Sparking lives though is more than just a kind gesture, it has health benefits, too. Research shows that 90% of the factors that shape poor health outcomes are due to reasons other than healthcare with the largest being behavioral patterns. According to Dr. Randy Cohen, a cardiologist at Mount Sinai St. Luke’s-Roosevelt Hospital in NYC, people with a high sense of purpose are less likely to have a stroke, heart attack or coronary artery disease requiring a stent or bypass surgery. What sparks you or the lack of spark, is just as important in your senior care plan as the medications you take to keep you healthy. And yet few options exist to address the full scope of challenges many seniors face beyond just physical. When left unchecked, these challenges can lead to frequent ER visits and hospitalization, putting seniors onto the roller coaster of readmissions costing our society in multiple ways.

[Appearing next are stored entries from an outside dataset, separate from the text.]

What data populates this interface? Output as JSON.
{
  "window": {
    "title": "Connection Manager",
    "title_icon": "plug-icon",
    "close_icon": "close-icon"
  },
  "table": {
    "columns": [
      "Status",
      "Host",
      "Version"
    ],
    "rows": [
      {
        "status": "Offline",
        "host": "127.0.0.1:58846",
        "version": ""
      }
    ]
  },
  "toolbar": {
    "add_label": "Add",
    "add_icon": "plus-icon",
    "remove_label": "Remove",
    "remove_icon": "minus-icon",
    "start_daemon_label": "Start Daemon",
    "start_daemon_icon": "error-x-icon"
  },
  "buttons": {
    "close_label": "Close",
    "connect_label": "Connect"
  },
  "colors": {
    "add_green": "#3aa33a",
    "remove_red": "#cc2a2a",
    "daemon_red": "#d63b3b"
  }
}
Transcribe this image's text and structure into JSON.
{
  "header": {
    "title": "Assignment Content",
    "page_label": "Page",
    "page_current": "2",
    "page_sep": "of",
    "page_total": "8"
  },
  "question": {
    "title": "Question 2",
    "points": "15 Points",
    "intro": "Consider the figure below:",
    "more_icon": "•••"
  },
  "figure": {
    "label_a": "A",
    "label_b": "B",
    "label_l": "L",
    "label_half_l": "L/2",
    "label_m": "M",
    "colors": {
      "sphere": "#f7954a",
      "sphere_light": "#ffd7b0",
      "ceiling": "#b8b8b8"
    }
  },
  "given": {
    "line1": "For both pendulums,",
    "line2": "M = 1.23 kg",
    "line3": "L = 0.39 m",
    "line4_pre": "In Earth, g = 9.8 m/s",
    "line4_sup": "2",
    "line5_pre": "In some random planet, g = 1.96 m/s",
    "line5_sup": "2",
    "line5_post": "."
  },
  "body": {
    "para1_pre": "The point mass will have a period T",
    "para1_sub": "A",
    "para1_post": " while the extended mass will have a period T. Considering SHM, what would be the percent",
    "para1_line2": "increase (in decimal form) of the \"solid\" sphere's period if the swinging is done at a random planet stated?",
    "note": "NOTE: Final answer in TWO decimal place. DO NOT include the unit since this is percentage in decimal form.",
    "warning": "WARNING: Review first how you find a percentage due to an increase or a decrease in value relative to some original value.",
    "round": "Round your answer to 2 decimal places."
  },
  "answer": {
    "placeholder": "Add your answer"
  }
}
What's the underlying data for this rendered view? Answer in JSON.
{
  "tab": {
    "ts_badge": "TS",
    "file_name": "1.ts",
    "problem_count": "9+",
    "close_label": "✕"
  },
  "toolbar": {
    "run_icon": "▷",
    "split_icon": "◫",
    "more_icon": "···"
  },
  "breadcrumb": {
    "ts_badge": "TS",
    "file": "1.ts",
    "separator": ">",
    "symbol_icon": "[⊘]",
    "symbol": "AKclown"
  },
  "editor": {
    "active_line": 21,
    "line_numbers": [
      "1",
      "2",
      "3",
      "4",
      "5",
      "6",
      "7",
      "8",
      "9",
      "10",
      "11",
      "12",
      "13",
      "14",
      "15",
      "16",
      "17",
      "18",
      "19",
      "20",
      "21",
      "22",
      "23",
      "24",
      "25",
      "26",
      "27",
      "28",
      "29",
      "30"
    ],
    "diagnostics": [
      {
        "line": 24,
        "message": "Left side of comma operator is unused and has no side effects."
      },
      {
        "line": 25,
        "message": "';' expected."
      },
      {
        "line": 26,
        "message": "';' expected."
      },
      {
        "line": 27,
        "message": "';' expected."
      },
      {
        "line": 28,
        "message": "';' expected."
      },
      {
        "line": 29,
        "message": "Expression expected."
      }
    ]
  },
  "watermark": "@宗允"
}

It’s why Lifesprk nurses put so much effort into sparking lives. They’ve seen firsthand what happens when you focus on the senior – their purpose and passion, not their medical diagnosis. Sparking lives contributes to purposeful aging. “We’ve witnessed seniors becoming more engaged, needing less care and an increase in their independence,” said Kristin. “They often need reminders that the spark is there, whether it’s painting, sliding down a waterslide, flying toy airplanes or receiving a tulip. We need to help provide opportunities to unleash their spark because it matters to their overall wellbeing.”
Perhaps it is fitting then that the tulip was the choice for the ‘random act of sparking.’ Marianne Williamson, author and spiritual activist shared that the message of the tulip is this: “A tulip doesn’t strive to impress anyone. It doesn’t struggle to be different than a rose. It doesn’t have to. It is different. As long as they’re unselfconsciously being themselves, they can’t help but shine.”
Our clients are still shining days after receiving their tulip, with an abundance of spark.